It's not pure rainbows shooting from my rear though, it is still a prototype dev kit after all.  I spent a good deal of time working with an issue I still haven't tracked down.  The controllers would work like magic for about 10 seconds, then abruptly drift off across the room and freeze before coming back to me another random interval later.  I removed some glass covered posters in the room, thinking the reflections might be an issue, but that didn't appear to be the cause.

Online some people mentioned they switched off one of their lighthouses completely and it solved some tracking issues.  I tried that and it worked, although obviously it's suboptimal and affects the fidelity of how things are tracked as they're obscured from the single lighthouse box.  So, I worked with that for quite a while to no avail before deciding to sleep it off and see if I can sort it out with a clear head tomorrow.

I also have a fairly constant stream of "USB connection" messages, like there's a loose USB or power cable somewhere despite checking everything meticulously.  Tomorrow I'll buy a USB 3.0 hub and see if I have some better luck.

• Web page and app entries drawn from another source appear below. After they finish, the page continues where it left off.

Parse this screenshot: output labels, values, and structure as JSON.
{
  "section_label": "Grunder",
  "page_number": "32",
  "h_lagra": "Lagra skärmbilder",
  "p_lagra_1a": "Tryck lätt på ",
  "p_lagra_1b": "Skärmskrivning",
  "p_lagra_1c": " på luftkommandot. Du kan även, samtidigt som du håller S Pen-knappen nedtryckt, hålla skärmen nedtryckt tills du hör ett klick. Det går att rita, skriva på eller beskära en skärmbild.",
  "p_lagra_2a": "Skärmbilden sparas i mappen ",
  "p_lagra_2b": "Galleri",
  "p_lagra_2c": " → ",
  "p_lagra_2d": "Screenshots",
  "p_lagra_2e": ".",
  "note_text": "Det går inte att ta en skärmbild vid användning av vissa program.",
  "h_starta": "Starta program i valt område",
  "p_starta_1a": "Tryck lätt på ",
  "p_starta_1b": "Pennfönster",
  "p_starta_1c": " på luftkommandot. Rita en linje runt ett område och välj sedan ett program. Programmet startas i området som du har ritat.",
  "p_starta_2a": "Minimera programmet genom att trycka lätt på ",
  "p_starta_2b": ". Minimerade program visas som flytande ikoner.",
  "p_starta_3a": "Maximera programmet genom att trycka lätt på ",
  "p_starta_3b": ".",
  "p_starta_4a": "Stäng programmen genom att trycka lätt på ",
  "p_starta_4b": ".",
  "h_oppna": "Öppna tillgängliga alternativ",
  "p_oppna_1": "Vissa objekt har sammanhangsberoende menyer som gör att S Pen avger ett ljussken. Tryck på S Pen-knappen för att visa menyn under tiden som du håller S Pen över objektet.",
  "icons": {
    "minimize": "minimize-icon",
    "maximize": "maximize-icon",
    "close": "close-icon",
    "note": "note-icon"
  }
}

UPDATE: If you get to this point with a dev kit, it's entirely likely you simply need to plug the wireless controllers in via USB and update them.

Anyway, they're minor issues that I'm sure will be sorted out tomorrow, grabbing the latest firmware or so forth.  The Valve developers look to be extremely active on the forums as well, which is beyond awesome.  Overally, for a dev kit experience this has been a stunningly impressive ride so far.  While it's working... it's just... it's truly some science fiction moments.  You freaking need this in your life once the rough bumpies are polished off.


I'll talk more in my next post about what this all has done to my head :)

Now, I need to sleep and dream in room-space.